Cet accord renforce une concurrence déloyale entre les agriculteurs européens et l’agro-industrie sud-américaine. Par exemple, les exportations de bœuf, dont 99 000 tonnes bénéficieront de tarifs réduits, suscitent des préoccupations des éleveurs européens et belges qui craignent l’impact prévisible sur les prix.
Les produits concernés par l’accord (soja, viande de bœuf, volaille, éthanol, sucre…) sont parmi les principaux facteurs de déforestation, d’émissions de gaz à effet de serre, de conflits fonciers et de violations des droits humains. Les pesticides utilisés dans la production de ces produits posent aussi des risques de santé. Entre 2018 et 2019, l’UE a exporté vers le Mercosur près de 7 millions de kilos de pesticides dont l’utilisation est interdite sur le territoire de l’UE.
Des mesures miroir pour assurer la transition agricole
L’une des principales revendications des syndicats agricoles est de stopper l’accord UE-Mercosur. Les accords de libre-échange ont entraîné la déréglementation des marchés, la précarité de l’emploi et de faibles revenus pour les agriculteurs. Des années de politiques néolibérales ont causé la disparition de milliers de petits et moyens agriculteurs. La Belgique a perdu 70 % de ses fermes en 40 ans.
Les agriculteurs ne peuvent survivre à long terme que s’ils obtiennent des prix justes et stables. Les réponses proposées par la Commission européenne, comme l’abandon du règlement sur les pesticides et la prolongation de la dérogation de mise en jachère dans la nouvelle PAC, ne font qu’aggraver le problème. Les agriculteurs revendiquent la nécessité de politiques cohérentes qui leur garantissent une rémunération suffisante pour faire leur travail dans le respect de l’environnement et des droits sociaux.
Harmoniser les normes
La transition vers une agriculture durable implique aussi une révision de la politique commerciale de l’Union européenne. Pour assurer la cohérence et atteindre les objectifs du Pacte vert, l’UE doit harmoniser les normes de production entre les produits européens et importés. Des mesures miroirs pourraient conditionner l’accès au marché européen au respect de normes environnementales, sociales et sanitaires. Par exemple, cela empêcherait les entreprises d’exporter des pesticides interdits en Europe pour ensuite importer du Mercosur des produits traités avec ces mêmes pesticides.
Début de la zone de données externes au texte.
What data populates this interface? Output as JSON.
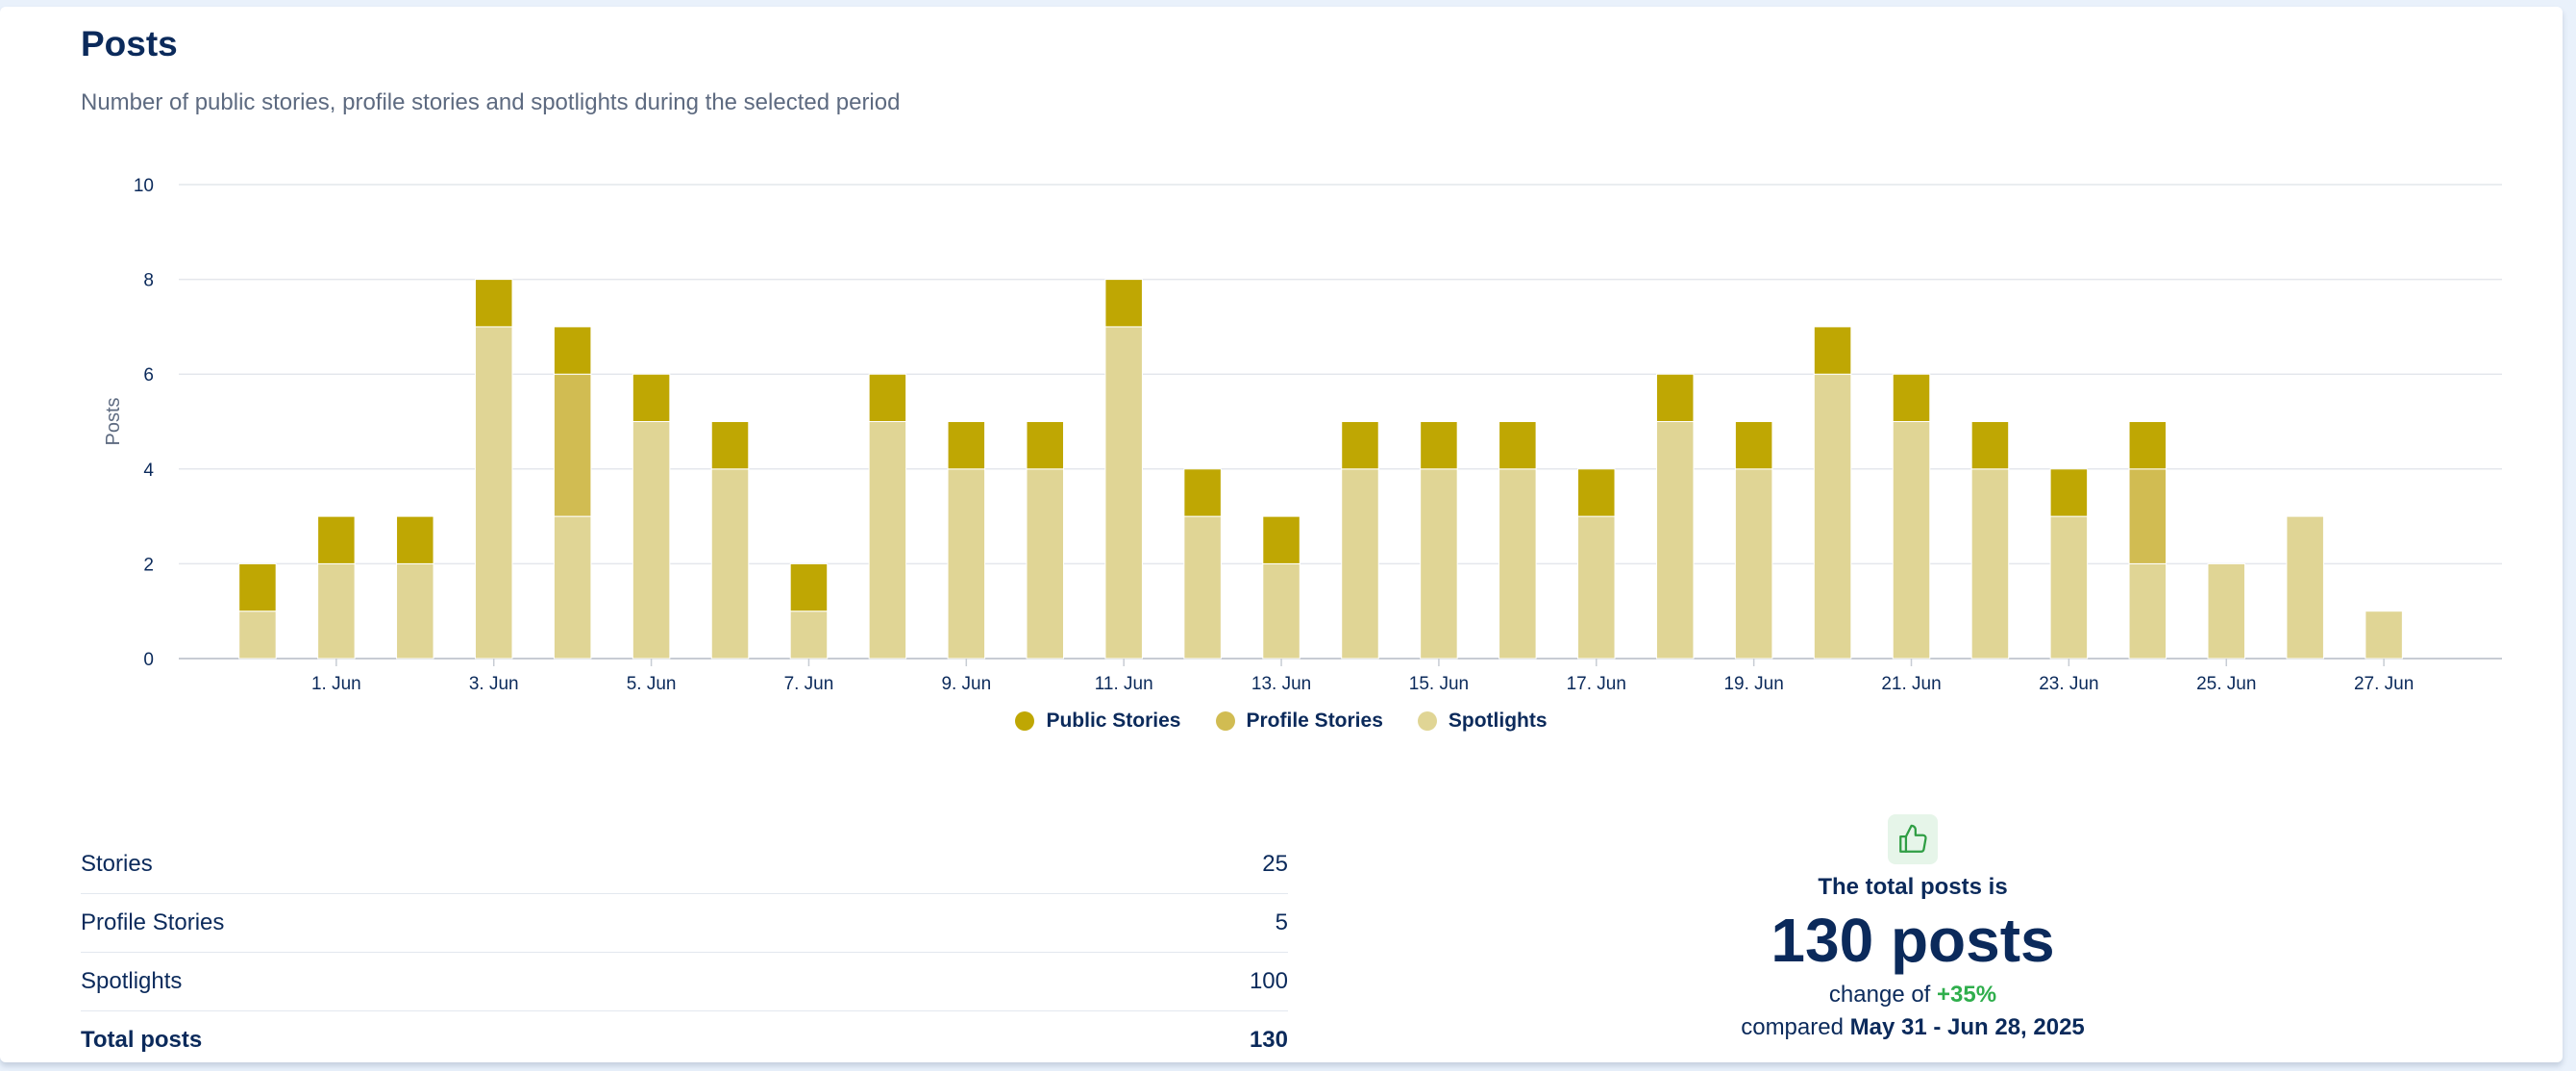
{
  "header": {
    "title": "Posts",
    "subtitle": "Number of public stories, profile stories and spotlights during the selected period"
  },
  "chart_data": {
    "type": "bar",
    "stacked": true,
    "ylabel": "Posts",
    "ylim": [
      0,
      10
    ],
    "yticks": [
      0,
      2,
      4,
      6,
      8,
      10
    ],
    "grid": true,
    "legend": "bottom-center",
    "categories": [
      "31. May",
      "1. Jun",
      "2. Jun",
      "3. Jun",
      "4. Jun",
      "5. Jun",
      "6. Jun",
      "7. Jun",
      "8. Jun",
      "9. Jun",
      "10. Jun",
      "11. Jun",
      "12. Jun",
      "13. Jun",
      "14. Jun",
      "15. Jun",
      "16. Jun",
      "17. Jun",
      "18. Jun",
      "19. Jun",
      "20. Jun",
      "21. Jun",
      "22. Jun",
      "23. Jun",
      "24. Jun",
      "25. Jun",
      "26. Jun",
      "27. Jun"
    ],
    "xtick_labels": [
      "1. Jun",
      "3. Jun",
      "5. Jun",
      "7. Jun",
      "9. Jun",
      "11. Jun",
      "13. Jun",
      "15. Jun",
      "17. Jun",
      "19. Jun",
      "21. Jun",
      "23. Jun",
      "25. Jun",
      "27. Jun"
    ],
    "series": [
      {
        "name": "Spotlights",
        "color": "#e0d595",
        "values": [
          1,
          2,
          2,
          7,
          3,
          5,
          4,
          1,
          5,
          4,
          4,
          7,
          3,
          2,
          4,
          4,
          4,
          3,
          5,
          4,
          6,
          5,
          4,
          3,
          2,
          2,
          3,
          1
        ]
      },
      {
        "name": "Profile Stories",
        "color": "#d1bc52",
        "values": [
          0,
          0,
          0,
          0,
          3,
          0,
          0,
          0,
          0,
          0,
          0,
          0,
          0,
          0,
          0,
          0,
          0,
          0,
          0,
          0,
          0,
          0,
          0,
          0,
          2,
          0,
          0,
          0
        ]
      },
      {
        "name": "Public Stories",
        "color": "#bfa703",
        "values": [
          1,
          1,
          1,
          1,
          1,
          1,
          1,
          1,
          1,
          1,
          1,
          1,
          1,
          1,
          1,
          1,
          1,
          1,
          1,
          1,
          1,
          1,
          1,
          1,
          1,
          0,
          0,
          0
        ]
      }
    ],
    "legend_order": [
      "Public Stories",
      "Profile Stories",
      "Spotlights"
    ]
  },
  "stats": [
    {
      "label": "Stories",
      "value": "25"
    },
    {
      "label": "Profile Stories",
      "value": "5"
    },
    {
      "label": "Spotlights",
      "value": "100"
    },
    {
      "label": "Total posts",
      "value": "130"
    }
  ],
  "summary": {
    "icon": "thumbs-up-icon",
    "icon_color": "#2f9e44",
    "label": "The total posts is",
    "value": "130 posts",
    "change_prefix": "change of",
    "change_value": "+35%",
    "compare_prefix": "compared",
    "compare_range": "May 31 - Jun 28, 2025"
  }
}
Cela devrait être accompagné par une réforme profonde des règles du commerce agricole pour les rendre compatibles avec l’Accord de Paris et la Déclaration des Nations unies sur les droits des paysans et des autres personnes travaillant dans les zones rurales (UNDROP).
Pour assurer une transition agricole réussie, il faut donner aux agriculteurs les moyens pour bien produire et soutenir les pratiques agroécologiques. Après près de 25 ans de négociations, il est clair pour tous que l’accord de libre-échange UE-Mercosur est irrémédiablement dépassé. Nous demandons à la Commission européenne d’écouter les agriculteurs, les citoyens et la société civile, ainsi que plusieurs Etats membres, qui recommandent stopper les négociations de l’accord UE-Mercosur.